Peut-être ignorez-vous qui était Emmanuel Kerjean dit Manuel ou Manu? Un grand, très grand chanteur traditionnel (ou populaire, ou schtroumpf, appelez ça comme vous voudrez, zutre à la fin) du pays Fisel, qui a porté un style musical particulier à un degré de richesse et d’aboutissement admirable. Une personnalité marquante pour bien des chanteurs (à commencer, bien sûr, par Erik Marchand; c’est lui qui a réuni les enregistrements de cet album), à qui il prodigua enseignement, conseils, encouragements. Un paysan, et un artiste au sens le plus fort du terme. Il chanta toute sa vie et jusque sur son lit d’hôpital, avec une puissance, une maîtrise et un raffinement qui nous épatent toujours autant…


En d’autres termes, voilà un album que se devra de posséder tout jeune chanteur qui se respecte, tout amateur de bon fest-noz – et peut-être, plus simplement, quiconque est bouleversé par le grand art sous toutes ses formes.


Bon, diront les crétins chagrins, trois vétérans des années 70 et un paysan mort, c’est ça ta Bretagne de demain? A quoi je réponds: j’espère bien!
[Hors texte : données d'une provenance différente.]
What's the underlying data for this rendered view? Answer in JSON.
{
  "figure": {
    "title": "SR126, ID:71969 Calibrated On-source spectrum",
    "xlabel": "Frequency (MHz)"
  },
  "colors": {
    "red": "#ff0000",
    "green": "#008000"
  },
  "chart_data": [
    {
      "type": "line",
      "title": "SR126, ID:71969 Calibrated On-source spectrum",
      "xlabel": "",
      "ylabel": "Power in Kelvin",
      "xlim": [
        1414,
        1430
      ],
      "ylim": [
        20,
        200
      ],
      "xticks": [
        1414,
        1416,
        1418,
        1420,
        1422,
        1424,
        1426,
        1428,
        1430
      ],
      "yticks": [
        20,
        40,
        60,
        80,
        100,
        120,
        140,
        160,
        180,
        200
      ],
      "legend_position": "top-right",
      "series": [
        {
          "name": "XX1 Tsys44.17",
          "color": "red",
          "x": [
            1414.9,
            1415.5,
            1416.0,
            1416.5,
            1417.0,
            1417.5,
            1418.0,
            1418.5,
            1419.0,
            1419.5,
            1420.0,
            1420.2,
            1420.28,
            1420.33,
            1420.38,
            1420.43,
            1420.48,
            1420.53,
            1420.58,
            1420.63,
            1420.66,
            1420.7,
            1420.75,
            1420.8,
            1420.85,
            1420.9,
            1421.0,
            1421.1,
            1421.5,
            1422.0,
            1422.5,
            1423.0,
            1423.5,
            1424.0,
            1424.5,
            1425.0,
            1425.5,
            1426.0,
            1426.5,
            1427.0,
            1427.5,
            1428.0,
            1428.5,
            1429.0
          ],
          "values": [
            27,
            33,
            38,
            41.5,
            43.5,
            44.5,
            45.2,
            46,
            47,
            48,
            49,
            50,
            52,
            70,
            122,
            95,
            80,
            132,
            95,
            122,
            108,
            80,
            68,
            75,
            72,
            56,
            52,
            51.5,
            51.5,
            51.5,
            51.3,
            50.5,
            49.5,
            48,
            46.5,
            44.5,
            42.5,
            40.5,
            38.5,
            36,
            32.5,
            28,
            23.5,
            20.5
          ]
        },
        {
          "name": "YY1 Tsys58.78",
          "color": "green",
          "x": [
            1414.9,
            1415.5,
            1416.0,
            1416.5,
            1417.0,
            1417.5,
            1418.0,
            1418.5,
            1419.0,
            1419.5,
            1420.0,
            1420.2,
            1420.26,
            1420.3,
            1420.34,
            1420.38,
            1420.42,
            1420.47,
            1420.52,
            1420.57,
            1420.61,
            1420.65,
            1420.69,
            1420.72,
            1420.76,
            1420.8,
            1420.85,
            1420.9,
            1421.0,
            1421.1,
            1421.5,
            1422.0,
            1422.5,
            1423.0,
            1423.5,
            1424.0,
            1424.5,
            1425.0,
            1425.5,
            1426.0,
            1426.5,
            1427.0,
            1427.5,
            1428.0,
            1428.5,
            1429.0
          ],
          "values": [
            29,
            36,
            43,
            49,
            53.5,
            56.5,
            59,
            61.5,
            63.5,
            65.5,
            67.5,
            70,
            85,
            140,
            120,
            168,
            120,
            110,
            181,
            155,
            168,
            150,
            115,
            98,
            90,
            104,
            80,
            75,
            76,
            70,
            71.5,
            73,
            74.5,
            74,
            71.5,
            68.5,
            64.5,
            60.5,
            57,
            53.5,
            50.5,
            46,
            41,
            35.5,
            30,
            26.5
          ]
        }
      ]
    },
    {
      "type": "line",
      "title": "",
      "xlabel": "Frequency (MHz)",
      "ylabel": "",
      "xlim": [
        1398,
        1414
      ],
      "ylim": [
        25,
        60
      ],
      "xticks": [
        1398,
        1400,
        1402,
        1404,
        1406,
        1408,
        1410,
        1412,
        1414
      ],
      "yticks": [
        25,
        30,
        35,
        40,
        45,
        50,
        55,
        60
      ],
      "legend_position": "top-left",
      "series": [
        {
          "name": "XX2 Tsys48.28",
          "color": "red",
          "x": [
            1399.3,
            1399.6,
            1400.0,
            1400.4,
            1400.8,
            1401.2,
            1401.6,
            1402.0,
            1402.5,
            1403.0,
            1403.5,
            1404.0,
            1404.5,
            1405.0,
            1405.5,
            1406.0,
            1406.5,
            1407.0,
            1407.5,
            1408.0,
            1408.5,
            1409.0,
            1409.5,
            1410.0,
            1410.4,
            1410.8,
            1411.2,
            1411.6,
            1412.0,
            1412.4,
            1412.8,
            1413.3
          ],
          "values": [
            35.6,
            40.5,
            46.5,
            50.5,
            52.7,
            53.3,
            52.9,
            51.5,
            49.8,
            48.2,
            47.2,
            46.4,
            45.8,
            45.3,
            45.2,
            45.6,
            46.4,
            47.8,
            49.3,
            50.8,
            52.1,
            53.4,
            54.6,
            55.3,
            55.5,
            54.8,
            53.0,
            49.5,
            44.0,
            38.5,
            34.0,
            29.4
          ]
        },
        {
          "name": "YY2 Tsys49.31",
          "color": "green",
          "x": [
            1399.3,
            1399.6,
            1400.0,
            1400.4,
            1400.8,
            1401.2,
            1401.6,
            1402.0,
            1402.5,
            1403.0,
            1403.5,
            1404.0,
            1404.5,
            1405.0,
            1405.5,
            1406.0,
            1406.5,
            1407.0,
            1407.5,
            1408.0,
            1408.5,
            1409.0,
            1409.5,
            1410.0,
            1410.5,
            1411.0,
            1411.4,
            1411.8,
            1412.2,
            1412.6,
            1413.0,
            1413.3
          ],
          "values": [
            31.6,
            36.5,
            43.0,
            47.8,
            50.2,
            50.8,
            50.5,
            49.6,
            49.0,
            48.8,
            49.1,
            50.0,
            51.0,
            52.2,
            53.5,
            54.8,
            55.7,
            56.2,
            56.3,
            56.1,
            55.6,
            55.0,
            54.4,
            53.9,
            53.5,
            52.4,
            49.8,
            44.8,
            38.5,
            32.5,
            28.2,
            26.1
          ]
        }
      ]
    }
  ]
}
Parce que dans ces deux CD, chacun à sa façon, il y a quelque chose qui se moque du temps, qui le roule dans la farine, qui en tire le meilleur, le savoir, pour en obtenir quelque chose qui lui échappe: la beauté, la chaleur, l’énergie. Et cela n’a plus ni lieu, ni date. Blancs-becs, mes frères, prenons-en de la graine…



PS: J’aurai eu l’honneur de contribuer un petit peu au CD de Manuel en travaillant sur les transcriptions avec Ifig et Nanda Troadeg, et en exploitant Mr Charles Vassallo, co-auteur de mes jours et fin connaisseur de Photoshop, pour restaurer la photo ci-jointe. En revanche, hélas, le soir du fest-noz organisé en l’honneur de Manuel (le 20 octobre à Plouray), Loened Fall sera à Lyon. (Bon, amis lyonnais, on ne va pas se plaindre quand même, hein!)